A second study was performed in 99 patients with FL who had undergone high-dose therapy and autologous stem cell transplant (ASCT) for recurrent disease.45 Seventy-one of the 99 had sufficient clinical responses to this treatment and underwent surveillance after transplant. Of these, 34 were found to have relapsed disease. Eighteen (53%) of the relapses were found by clinical symptoms and 16 (47%) on monitoring studies, including CT-based imaging and/or bone marrow biopsy. OS was not statistically significant between the 2 groups (8 vs 9 years). 

No study to my knowledge has investigated surveillance scanning specifically in marginal zone lymphoma. I advocate for a similar management strategy as in FL, particularly given the often-indolent course of disease: regular clinical follow-up and imaging tests based on symptoms.

Negative Impact of Surveillance Imaging

As outlined above, frequent scanning in the follow-up period is not well supported as clinically beneficial in the majority of patients with lymphoma. A number of studies have investigated the negative impacts of this strategy. Thompson and colleagues assessed the psychological effects of routine scans in 70 patients with curable aggressive lymphomas.46 They reported that 37% of patients met the criteria for clinically significant anxiety, typically related to a concern for relapse. The anxiety was not present at baseline and worsened around the time of planned imaging studies. These findings suggest that removing surveillance scans would lessen anxiety in lymphoma survivors. Secondary cancers as a result of radiation exposure are also of concern.
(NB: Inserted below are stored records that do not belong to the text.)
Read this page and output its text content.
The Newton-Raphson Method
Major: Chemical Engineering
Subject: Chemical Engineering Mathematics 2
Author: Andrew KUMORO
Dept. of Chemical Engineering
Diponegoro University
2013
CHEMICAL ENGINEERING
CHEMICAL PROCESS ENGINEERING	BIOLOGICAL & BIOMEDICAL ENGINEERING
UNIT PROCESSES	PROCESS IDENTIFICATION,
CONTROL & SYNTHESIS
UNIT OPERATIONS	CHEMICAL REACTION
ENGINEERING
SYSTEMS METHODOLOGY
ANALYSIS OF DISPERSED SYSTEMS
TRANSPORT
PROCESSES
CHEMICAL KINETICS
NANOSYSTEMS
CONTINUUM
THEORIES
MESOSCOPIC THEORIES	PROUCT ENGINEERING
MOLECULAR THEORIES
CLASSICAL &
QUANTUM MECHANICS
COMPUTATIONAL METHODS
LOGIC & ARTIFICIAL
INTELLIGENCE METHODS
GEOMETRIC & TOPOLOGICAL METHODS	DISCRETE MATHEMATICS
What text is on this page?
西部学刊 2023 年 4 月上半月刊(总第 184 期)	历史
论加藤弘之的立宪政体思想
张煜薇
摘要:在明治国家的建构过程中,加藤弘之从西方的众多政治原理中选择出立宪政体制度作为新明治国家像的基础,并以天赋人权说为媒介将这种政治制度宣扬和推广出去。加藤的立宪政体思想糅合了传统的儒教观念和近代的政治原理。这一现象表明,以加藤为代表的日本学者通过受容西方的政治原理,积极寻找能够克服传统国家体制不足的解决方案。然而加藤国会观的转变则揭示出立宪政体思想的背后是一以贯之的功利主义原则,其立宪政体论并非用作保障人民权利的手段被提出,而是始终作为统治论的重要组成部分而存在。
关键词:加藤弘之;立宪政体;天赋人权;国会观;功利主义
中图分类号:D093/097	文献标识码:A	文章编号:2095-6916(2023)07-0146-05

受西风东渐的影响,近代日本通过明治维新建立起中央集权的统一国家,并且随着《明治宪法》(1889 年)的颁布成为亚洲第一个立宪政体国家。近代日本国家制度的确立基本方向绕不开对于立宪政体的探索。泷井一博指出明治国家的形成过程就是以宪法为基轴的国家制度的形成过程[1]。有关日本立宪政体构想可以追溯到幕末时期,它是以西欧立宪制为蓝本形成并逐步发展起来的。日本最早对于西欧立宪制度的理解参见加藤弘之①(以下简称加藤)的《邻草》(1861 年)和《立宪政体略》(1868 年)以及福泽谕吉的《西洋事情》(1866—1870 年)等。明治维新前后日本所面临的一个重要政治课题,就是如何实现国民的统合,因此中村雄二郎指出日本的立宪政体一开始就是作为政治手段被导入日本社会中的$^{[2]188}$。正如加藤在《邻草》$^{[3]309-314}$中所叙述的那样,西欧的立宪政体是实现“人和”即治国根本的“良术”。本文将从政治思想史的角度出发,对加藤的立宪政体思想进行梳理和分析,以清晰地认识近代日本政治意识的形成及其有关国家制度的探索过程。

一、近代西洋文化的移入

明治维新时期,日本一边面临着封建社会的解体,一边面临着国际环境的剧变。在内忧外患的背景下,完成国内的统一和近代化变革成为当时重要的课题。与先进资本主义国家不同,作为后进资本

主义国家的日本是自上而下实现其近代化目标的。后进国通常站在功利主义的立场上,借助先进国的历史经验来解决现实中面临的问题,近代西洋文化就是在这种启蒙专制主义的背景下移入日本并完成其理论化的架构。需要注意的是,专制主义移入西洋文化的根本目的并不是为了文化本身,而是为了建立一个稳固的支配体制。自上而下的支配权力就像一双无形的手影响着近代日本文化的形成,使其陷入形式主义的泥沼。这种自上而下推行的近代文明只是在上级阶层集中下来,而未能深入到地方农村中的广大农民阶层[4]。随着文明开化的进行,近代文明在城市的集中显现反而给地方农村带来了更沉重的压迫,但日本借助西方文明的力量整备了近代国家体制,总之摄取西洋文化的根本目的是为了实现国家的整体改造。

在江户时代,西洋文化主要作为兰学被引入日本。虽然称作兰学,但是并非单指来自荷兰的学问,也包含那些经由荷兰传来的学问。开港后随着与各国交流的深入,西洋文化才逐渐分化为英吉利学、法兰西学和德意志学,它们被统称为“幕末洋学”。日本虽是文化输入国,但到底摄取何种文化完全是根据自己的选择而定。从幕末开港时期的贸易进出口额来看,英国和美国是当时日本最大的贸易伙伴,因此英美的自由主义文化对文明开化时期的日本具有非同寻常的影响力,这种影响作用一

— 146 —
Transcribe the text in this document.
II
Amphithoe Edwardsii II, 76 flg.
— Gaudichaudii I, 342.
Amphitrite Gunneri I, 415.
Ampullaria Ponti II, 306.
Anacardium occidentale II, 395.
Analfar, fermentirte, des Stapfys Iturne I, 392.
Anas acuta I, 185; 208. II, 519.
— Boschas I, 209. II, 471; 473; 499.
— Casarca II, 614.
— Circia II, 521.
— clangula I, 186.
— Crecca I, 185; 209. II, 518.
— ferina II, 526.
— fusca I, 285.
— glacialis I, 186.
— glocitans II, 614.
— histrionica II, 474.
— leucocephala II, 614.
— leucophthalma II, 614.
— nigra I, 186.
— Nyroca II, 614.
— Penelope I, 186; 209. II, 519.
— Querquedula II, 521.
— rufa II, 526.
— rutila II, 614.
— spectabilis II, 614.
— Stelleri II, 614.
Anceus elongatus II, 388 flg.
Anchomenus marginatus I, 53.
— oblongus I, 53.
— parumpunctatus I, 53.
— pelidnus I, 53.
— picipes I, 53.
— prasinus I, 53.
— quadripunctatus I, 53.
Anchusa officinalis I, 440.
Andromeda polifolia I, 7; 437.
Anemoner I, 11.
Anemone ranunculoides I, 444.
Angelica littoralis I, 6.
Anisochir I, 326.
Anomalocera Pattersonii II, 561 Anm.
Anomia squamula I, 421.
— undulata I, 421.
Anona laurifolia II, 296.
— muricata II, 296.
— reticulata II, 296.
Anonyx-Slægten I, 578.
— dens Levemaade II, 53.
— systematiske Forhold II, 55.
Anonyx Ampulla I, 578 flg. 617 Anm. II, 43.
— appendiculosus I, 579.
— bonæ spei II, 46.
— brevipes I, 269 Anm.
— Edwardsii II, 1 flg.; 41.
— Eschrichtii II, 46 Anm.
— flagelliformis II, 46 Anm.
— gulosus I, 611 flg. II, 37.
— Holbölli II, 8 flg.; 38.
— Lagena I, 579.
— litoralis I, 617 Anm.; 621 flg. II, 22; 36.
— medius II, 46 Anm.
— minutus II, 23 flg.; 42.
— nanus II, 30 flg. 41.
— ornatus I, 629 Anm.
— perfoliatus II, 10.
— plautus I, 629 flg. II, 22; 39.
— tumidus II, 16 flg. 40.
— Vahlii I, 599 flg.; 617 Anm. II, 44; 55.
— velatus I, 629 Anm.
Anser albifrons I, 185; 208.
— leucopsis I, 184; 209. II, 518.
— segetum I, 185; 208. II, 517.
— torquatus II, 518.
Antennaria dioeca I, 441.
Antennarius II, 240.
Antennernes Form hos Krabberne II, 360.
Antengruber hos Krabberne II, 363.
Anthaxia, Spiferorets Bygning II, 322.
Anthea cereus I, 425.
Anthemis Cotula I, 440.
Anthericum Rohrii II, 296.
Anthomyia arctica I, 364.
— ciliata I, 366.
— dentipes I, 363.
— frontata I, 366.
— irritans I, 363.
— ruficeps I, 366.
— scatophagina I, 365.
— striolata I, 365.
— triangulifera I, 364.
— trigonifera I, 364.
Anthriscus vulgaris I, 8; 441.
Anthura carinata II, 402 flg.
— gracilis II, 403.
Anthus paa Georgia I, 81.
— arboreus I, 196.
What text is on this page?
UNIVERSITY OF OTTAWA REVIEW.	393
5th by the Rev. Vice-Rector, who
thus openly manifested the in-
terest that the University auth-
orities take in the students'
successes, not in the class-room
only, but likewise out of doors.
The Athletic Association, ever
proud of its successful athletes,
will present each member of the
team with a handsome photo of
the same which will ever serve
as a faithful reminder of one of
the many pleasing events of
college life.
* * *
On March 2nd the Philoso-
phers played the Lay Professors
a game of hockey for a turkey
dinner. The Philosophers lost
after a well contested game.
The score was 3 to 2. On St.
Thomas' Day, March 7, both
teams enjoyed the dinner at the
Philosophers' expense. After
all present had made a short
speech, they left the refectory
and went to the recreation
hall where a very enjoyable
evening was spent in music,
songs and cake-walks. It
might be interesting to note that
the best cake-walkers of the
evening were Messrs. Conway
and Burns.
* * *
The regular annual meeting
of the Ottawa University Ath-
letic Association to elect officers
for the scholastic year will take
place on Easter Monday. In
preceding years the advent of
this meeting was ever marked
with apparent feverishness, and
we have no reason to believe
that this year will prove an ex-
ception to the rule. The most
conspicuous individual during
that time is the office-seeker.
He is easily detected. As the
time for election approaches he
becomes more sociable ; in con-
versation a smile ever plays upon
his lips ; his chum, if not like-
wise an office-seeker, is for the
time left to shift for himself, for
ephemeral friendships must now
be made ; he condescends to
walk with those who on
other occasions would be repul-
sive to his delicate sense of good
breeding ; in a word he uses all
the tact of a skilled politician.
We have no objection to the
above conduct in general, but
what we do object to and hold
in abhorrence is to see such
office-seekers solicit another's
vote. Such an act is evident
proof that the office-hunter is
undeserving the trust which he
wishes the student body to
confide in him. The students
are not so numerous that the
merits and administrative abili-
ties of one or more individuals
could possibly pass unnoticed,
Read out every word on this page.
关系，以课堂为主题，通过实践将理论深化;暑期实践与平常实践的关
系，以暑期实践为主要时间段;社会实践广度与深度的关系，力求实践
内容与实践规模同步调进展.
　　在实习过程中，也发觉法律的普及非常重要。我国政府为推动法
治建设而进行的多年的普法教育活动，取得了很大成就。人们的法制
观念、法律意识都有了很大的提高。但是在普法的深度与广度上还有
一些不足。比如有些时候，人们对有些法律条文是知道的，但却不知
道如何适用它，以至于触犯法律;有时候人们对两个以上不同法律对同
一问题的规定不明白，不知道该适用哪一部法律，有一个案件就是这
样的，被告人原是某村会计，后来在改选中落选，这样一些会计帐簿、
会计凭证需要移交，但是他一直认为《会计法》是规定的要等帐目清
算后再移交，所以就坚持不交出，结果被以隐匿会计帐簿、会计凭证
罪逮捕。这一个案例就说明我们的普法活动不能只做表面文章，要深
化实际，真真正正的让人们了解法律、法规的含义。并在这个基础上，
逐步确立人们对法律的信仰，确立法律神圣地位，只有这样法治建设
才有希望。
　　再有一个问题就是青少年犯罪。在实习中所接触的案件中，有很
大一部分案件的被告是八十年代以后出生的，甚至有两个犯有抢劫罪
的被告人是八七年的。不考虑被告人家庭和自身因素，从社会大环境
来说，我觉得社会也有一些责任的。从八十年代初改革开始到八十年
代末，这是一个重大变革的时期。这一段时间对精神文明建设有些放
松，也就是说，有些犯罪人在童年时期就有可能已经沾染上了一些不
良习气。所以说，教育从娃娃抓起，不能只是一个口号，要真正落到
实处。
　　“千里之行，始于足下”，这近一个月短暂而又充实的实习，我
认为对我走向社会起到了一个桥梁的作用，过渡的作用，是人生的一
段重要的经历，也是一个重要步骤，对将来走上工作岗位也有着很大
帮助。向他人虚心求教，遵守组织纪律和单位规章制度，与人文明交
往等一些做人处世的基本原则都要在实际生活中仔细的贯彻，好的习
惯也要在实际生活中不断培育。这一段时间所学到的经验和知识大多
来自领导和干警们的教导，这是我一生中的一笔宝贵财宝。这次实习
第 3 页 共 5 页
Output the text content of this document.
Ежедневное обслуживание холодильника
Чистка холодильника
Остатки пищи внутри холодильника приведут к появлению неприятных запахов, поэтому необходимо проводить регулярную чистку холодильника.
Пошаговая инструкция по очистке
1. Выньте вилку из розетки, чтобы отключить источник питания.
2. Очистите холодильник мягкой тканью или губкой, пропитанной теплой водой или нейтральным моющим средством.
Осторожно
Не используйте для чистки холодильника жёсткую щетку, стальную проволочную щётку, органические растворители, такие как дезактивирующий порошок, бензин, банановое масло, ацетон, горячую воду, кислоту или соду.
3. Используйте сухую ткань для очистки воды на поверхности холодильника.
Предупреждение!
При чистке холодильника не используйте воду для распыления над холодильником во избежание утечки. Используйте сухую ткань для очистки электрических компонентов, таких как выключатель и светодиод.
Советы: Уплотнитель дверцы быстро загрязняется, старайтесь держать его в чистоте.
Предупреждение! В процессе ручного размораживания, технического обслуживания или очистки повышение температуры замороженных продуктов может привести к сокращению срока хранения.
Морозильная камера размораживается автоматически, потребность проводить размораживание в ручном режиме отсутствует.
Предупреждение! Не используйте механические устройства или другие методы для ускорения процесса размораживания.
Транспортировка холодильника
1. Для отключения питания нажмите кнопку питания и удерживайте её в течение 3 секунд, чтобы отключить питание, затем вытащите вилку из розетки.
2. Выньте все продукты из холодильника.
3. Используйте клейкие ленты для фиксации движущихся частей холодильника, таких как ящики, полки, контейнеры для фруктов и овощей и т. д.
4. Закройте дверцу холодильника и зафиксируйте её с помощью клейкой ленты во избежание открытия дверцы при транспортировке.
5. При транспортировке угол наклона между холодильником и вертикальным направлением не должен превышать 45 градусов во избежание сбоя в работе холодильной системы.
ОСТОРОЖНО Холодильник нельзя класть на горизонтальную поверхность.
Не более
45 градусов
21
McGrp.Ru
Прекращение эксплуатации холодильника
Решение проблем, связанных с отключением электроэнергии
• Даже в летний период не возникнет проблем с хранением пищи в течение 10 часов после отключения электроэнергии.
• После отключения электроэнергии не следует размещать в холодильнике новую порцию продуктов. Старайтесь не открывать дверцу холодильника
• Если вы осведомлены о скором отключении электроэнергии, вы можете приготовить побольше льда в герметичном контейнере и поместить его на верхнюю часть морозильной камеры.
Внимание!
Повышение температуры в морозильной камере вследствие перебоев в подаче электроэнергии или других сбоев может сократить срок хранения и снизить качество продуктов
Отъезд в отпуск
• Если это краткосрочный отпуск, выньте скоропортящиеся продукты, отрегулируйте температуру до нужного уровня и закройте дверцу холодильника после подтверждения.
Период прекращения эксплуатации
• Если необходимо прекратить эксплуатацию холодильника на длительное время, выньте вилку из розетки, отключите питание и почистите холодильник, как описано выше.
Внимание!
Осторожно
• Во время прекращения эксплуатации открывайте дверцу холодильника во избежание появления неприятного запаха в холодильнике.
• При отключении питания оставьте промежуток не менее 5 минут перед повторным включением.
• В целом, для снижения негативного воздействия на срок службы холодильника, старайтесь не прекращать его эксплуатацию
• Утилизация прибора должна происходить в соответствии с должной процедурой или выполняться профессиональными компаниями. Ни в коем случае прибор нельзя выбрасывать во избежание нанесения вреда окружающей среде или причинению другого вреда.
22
A study using a risk model estimated that 29,000 future cancers could occur as a result of CT scans performed in the United States in 2007.47 A second study investigating radiation exposure in whole-body PET/CT showed substantial increased lifetime attributable risk of secondary cancers.48 An investigation of patients with NHL undergoing CT scans from 1997 to 2010 found that those patients who had more than 8 CT scans had a much higher risk of second primary malignancy compared with those who had 8 or fewer scans (hazard ratio, 2.25; 95% CI, 1.61-1.31; P<.001).49 The researchers estimated that the risk of second primary malignancy in the more-frequently scanned group increased by 3% per CT scan performed. Finally, routine scanning is not a cost-effective strategy. In a 2015 publication, Huntington and colleagues assessed patients with DLBCL in first remission and concluded that surveillance imaging offers limited clinical utility and significant costs.50 A study in 2014 reported that cost in US dollars for CT-detected relapse in patients with HL or NHL ranged from $21,725 to $157,605.9 In an era of increased attention to cost savings in health care, as well as initiatives such as Choosing Wisely from the American Board of Internal Medicine’s ABIM Foundation, these amounts are not well justified, particularly given the questionable lack of benefit of frequent scanning.

Conclusion

Increasing evidence supports monitoring without surveillance imaging in the majority of lymphoma patients following completion of treatment. Although frequent scanning may identify relapses earlier than close clinical follow-up of patients, no OS benefit has been reported in most studies. Novel methods of disease detection may prove to be useful in the surveillance setting and eventually spare patients from the negative aspects of frequent imaging tests, including psychological impact, secondary cancers, and added financial burden. 

Disclosure

Dr Rutherford has served as a consultant for AstraZeneca, Celgene, Heron, Janssen Scientific Affairs, Juno Therapeutics, Karyopharm, Seattle Genetics, and Verastem.